Furthermore, we used the information on Ca²⁺ concentration changes gained from the bifurcation analysis in the reduced models. A change in Ca_Tot in all models led to more substantial (relative) changes in Ca_Dyad than in Ca_SR, and thus the opening of RyRs was in all cases influenced more by Ca_Dyad than by Ca_SR (see Fig. 6, right).

Relative Influence of Dyadic and SR Ca²⁺ on the Appearance of DADs in the Full Models

To supplement the systematic findings on the Ca²⁺ subsystem with simulations on whole cells, different ways for inducing DADs were tested in the models that included dyadic and SR modulation of RyR opening. Several instances of Ca²⁺ release from the SR were found under various conditions, from which three representative examples were selected. When the influence of dyadic or SR Ca²⁺ content on the gating of the RyR was reduced, the effect on the appearance of DADs was more dramatic for changes in the sensitivity to dyadic Ca²⁺, confirming our previous results on the Ca²⁺ subsystem (see top and middle top rows in Fig. 7). When including the driving force for RyR-release current due to the concentration gradient (Ca_SR-Ca_Dyad) into consideration, the results were model dependent but more balanced (see middle bottom and bottom rows in Fig. 7).

Ca²⁺ Oscillations and Reduction of NCX

Block of NCX has been shown to be antiarrhythmic (58, 84), as it appears to be the main transducer of intracellular Ca²⁺ oscillations and release from the SR to membrane potential. To see if block of NCX would also inhibit Ca²⁺ oscillations per se in the reduced models, we ran simulations in COR as well as two-dimensional bifurcation analysis (continuation of Hopf points), changing the maximum exchange rate of NCX and Ca_Tot (by changing intracellular Na⁺).

There were only a few models that showed oscillations with NCX = 0 (see Table 3). For all other models, NCX was necessary to obtain CaOSS. Note that the necessity of NCX was also dependent on the model parameter values, e.g., Noble98 (with 10 × SERCA) and Matsuoka03 (with 5 × SERCA) models also showed oscillations without NCX.

Thus, NCX block removed or limited translation of Ca²⁺ oscillations to the membrane potential but did not necessarily diminish intracellular Ca²⁺ oscillations.

DISCUSSION

Ca²⁺ oscillations have been found in many different cell types, such as Purkinje cells, sinoatrial node cells, atrial cells, ventricular cells, pancreatic β-cells, astrocytes, and others (see references in the Introduction). The general mechanism (besides stretch) has been assumed to be based on an intracellular Ca²⁺ storage (endoplasmic reticulum) rapidly unloading its content into the cytosolic space, while reuptake has shown a much longer time constant, making the system prone to self-sustained intracellular Ca²⁺ oscillations.

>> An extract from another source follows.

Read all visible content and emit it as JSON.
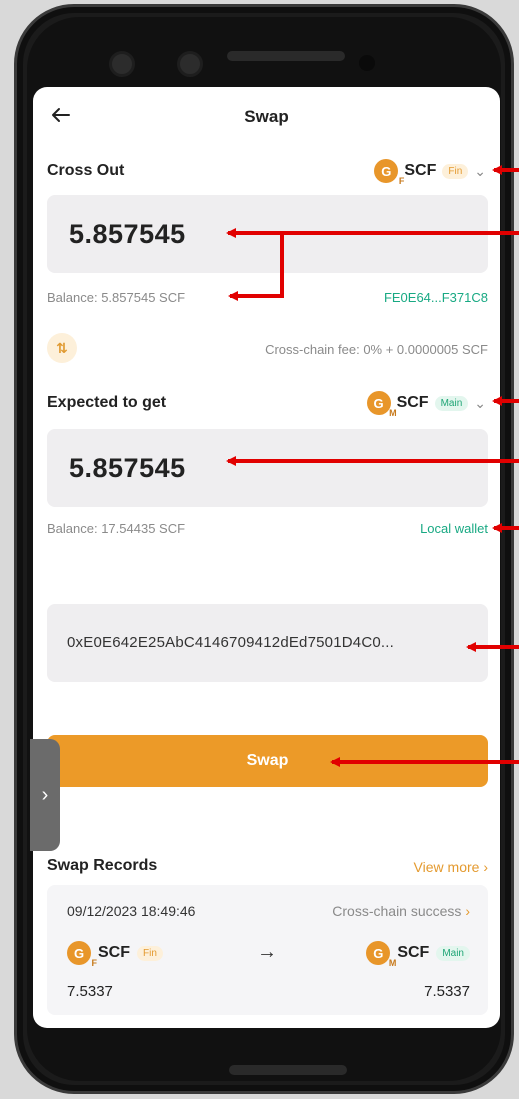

Despite the large number of experimental results, and the range of mathematical models available, only a limited number of modeling studies have been conducted to reproduce DADs based on biophysical mechanisms (24, 34, 64, 81). Using 37 mathematical models of atrial, Purkinje, and ventricular cells of various species, we found that 23 of them could be used to reproduce DADs (see Table 3). Only direct/multiplicative coupling of RyR opening with the opening of I_CaL prevented some models from being able to simulate DADs. This was reasonable as Ca²⁺ release gets initiated at the resting potential when I_CaL is closed. If this was prevented (in the model), no DADs could occur.

Ca_SR Modulates the Appearance and Determines the Amplitude of DADs; the Mechanism for DADs Is Closely Related to Ca²⁺-Induced Ca²⁺ Release

The main hypothesis for the underlying mechanism of DADs to date has been that due to “Ca²⁺ overload of the SR” (above a specific threshold) a release event would occur (74). Mathematical models (Shannon04 and Iyer07) have been used in the past to confirm the principal plausibility of this hypothesis (34, 81), but alternative mechanisms were not quantitatively assessed. Our results show that both of these models can be used to reproduce DADs in the absence of a dependence of the RyR open probability on Ca_SR levels (see Table 3 and Fig. 3), indicating that this mechanism would not be essential for the initiation of DADs from a theoretical, structural point of view. However, the sensitivity results (and also the literature) point out that Ca_SR levels have a substantial influence on the actual appearance of DADs. The same was seen using all the other models that included the modulation of RyR by Ca_SR.

Note that all models stopped producing DADs when the dependence of RyR opening on the Ca²⁺ concentration in the dyadic subspace was removed (cf. Fig. 3D). This suggests that all mathematical models of Ca²⁺-induced DADs share a common triggering pathway that involves Ca²⁺-induced Ca²⁺ release (CICR), i.e., the modulation of RyR open probability by Ca²⁺ in the dyadic subspace. The loading of the SR plays a role more in determining the magnitude of Ca²⁺ release and hence the amplitude of the DAD and whether it can trigger an AP.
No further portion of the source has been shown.